Small blessings in everything! It's amazing how things work out, isn't it? Now you have the chance to find the perfect home, and I have no doubt you will.

Cape Coop said...

Everything happens for a reason!

Tammy said...

A happy ending....

And Happy Birthday!

CountryDew said...

I hope the sale of your farm has actually gone through. Fingers crossed for you.

Mountain Woman said...

Wow, was there fate involved in this. I have a feeling you'll find another incredible place you'll like even better. House hunting can be exciting and you'll know your match when you see it.

Tanya said...

Wow, amazing how this all worked out and mama WAS right! Did you see any other properties you liked while up there?

qhgirl said...

whew!.. that was a close one! We got into a contract once..then found out that they (agent or owner.. not 100% sure the agent knew) about the well being full of nitrates.. the brand new artesian well! That was apparently why the property had had a couple of sales fall through in the past! Had to get a lawyer involved.. but was able to get out of the deal.. You will find something to suit you.. the market is tough for sellers.. so you should be able to get a good deal;)

Beth said...

When you posted about your Mom speaking to you out in the field, I had no doubt at all that that was really your Mom. And so often, Mom really does know best. Your first contract falling through surely seems a blessing in disguise---but I do hope your second buyer works out. This house selling/buying stuff is such a stressful business---I know you'll be so relieved when it's over. I pray that you'll soon be on your way to that better house in Jersey.

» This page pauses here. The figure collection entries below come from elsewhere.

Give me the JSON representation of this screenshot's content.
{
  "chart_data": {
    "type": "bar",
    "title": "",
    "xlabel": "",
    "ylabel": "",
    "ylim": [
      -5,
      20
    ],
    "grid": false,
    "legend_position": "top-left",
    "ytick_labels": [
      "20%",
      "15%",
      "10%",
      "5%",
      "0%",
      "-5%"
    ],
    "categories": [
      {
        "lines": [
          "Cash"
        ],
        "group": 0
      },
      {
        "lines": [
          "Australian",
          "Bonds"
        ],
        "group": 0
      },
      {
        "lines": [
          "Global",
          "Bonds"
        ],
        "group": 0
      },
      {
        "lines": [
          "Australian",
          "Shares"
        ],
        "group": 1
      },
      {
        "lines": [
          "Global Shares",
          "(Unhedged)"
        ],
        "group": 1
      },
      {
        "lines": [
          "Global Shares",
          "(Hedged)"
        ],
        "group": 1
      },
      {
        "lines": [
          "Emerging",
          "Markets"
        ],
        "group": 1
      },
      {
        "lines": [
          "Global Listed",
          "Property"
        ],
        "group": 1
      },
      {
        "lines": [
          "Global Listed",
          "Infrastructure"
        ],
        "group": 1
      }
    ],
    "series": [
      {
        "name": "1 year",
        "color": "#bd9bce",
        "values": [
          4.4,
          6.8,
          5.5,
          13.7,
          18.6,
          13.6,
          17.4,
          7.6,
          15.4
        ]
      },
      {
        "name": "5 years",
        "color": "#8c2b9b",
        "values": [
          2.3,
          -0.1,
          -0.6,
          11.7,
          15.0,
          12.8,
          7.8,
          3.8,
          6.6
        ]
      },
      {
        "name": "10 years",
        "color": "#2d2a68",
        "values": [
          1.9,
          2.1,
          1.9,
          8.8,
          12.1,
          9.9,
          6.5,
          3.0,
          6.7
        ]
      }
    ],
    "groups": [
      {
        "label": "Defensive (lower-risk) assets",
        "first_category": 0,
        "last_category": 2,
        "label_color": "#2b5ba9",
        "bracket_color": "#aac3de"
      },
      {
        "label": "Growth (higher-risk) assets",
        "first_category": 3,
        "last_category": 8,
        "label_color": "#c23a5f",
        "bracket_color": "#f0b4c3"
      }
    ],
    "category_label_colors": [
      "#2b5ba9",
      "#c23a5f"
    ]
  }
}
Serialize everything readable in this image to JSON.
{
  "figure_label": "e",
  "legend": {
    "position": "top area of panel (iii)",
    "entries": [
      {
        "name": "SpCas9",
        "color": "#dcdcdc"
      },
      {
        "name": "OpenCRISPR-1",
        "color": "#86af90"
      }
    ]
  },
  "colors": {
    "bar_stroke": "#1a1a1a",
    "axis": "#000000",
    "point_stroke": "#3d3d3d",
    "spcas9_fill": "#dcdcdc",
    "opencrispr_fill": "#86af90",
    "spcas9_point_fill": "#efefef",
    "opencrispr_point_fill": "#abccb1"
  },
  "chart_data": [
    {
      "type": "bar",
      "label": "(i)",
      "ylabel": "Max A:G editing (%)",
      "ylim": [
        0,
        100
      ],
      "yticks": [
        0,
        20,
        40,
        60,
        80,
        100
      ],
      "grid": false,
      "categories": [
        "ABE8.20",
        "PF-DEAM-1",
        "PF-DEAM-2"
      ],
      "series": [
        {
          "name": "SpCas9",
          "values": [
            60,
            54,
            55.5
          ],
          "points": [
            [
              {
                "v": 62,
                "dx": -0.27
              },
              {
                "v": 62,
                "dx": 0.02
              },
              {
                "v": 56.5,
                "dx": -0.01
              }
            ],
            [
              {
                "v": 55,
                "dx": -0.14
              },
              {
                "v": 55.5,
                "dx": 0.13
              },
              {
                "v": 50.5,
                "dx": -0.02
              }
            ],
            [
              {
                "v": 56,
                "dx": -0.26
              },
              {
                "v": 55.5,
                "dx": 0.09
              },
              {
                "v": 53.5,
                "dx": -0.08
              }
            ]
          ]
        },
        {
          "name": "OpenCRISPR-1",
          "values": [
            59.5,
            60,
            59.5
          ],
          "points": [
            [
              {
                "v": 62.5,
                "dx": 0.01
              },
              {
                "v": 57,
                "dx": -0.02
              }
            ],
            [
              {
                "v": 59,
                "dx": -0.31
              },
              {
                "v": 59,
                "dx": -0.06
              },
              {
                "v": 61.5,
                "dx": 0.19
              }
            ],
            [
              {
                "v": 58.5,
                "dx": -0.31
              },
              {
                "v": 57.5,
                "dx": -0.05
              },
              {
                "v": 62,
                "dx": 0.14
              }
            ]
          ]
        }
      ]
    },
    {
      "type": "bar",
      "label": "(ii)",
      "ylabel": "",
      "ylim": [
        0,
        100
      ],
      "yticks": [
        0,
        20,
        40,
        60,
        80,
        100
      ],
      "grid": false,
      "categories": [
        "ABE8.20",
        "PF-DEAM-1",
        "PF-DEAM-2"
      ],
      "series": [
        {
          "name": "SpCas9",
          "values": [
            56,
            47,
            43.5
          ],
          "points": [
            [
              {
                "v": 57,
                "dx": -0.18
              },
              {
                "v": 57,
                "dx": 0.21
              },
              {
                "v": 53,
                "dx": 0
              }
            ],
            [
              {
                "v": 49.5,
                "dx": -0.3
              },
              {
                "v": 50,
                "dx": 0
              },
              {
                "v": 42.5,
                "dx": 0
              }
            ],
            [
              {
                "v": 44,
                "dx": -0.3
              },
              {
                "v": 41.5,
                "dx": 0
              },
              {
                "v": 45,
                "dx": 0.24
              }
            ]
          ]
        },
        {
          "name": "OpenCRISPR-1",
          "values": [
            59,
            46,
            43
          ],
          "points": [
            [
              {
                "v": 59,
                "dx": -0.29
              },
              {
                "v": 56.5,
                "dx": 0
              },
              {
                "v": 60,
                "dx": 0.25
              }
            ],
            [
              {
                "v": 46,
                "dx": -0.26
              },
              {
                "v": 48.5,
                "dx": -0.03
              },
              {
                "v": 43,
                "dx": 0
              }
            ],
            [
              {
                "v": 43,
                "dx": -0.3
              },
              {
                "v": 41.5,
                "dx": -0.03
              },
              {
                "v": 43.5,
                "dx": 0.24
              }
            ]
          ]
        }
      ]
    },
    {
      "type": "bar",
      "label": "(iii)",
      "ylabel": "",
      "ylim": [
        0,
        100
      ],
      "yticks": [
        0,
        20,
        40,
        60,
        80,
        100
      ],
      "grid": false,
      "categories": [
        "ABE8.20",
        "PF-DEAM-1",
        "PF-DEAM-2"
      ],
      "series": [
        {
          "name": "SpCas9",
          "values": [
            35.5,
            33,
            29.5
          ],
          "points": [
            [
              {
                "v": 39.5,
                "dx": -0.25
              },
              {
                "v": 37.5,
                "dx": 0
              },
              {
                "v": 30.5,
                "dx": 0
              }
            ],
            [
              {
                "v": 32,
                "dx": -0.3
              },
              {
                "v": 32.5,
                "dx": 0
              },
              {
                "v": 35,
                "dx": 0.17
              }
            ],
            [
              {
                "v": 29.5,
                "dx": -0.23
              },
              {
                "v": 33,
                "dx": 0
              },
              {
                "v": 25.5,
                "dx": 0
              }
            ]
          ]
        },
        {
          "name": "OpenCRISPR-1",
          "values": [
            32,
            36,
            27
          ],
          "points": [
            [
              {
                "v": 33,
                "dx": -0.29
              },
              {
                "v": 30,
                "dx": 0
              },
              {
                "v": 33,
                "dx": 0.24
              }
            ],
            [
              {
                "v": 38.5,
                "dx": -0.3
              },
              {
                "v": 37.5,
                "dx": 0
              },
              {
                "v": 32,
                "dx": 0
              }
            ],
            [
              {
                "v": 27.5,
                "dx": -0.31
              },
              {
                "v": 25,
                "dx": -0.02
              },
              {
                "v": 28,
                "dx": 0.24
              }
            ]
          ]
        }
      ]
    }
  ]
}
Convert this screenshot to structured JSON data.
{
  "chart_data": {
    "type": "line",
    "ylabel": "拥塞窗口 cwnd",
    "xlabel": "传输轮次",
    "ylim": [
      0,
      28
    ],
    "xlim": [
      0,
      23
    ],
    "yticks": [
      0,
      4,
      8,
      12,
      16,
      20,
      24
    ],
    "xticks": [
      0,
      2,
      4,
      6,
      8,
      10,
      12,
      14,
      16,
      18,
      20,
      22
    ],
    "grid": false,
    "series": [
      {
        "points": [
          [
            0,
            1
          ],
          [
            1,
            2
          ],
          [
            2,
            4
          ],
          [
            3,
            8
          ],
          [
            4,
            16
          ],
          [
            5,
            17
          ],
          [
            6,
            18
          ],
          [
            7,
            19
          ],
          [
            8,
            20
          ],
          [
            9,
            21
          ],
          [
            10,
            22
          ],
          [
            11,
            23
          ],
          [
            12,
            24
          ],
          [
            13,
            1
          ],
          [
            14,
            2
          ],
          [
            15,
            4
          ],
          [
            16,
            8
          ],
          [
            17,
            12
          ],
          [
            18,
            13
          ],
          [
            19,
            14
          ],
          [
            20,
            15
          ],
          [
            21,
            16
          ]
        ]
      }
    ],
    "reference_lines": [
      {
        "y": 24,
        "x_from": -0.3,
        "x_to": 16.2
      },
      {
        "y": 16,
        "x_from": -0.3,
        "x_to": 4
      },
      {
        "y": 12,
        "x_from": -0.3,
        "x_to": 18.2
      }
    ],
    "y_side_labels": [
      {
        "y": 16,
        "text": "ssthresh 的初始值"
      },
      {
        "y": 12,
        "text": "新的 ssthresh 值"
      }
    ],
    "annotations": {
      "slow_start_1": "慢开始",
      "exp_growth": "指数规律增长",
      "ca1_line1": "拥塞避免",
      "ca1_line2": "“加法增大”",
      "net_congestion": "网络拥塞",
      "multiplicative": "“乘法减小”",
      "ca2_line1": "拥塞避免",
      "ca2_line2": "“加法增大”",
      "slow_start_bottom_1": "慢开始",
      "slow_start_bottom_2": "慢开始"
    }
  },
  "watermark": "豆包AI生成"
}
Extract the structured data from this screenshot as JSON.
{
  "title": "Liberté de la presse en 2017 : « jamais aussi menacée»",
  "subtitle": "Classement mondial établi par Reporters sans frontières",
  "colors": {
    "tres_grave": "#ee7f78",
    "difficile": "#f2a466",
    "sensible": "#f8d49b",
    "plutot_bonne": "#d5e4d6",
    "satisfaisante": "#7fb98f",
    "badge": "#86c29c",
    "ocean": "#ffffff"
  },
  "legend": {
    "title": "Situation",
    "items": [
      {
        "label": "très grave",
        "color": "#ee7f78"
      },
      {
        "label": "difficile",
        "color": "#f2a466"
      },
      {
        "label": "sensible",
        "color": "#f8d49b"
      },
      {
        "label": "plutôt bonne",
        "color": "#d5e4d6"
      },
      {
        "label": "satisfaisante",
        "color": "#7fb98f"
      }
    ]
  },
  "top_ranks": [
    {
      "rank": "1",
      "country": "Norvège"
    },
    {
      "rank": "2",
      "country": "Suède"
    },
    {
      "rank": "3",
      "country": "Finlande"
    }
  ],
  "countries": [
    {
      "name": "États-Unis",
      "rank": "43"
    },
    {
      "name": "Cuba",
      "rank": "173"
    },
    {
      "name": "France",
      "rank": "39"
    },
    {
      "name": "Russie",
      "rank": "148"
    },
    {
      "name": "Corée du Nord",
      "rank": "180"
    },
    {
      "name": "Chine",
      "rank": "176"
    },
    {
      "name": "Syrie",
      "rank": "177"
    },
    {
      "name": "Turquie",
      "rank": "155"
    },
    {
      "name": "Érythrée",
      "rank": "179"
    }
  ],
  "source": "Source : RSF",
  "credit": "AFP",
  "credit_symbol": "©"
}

And I can't wait to hear about it.

Pix at Under the Oaks said...

Debi, your Mom WAS talking to you and she is making sure you guys are OK! My Mom has helped us buy and sell 5 houses and she kept us out of trouble every dang time and got us some great equity! Moms never stop watching over us!

Cynda said...

Mama is always right Debi! That seller of the winery house was just trying to pressure you but I have a feeling that there were even bigger probjems than you saw. I can't wait to find out how the house hunting went. Did you get something?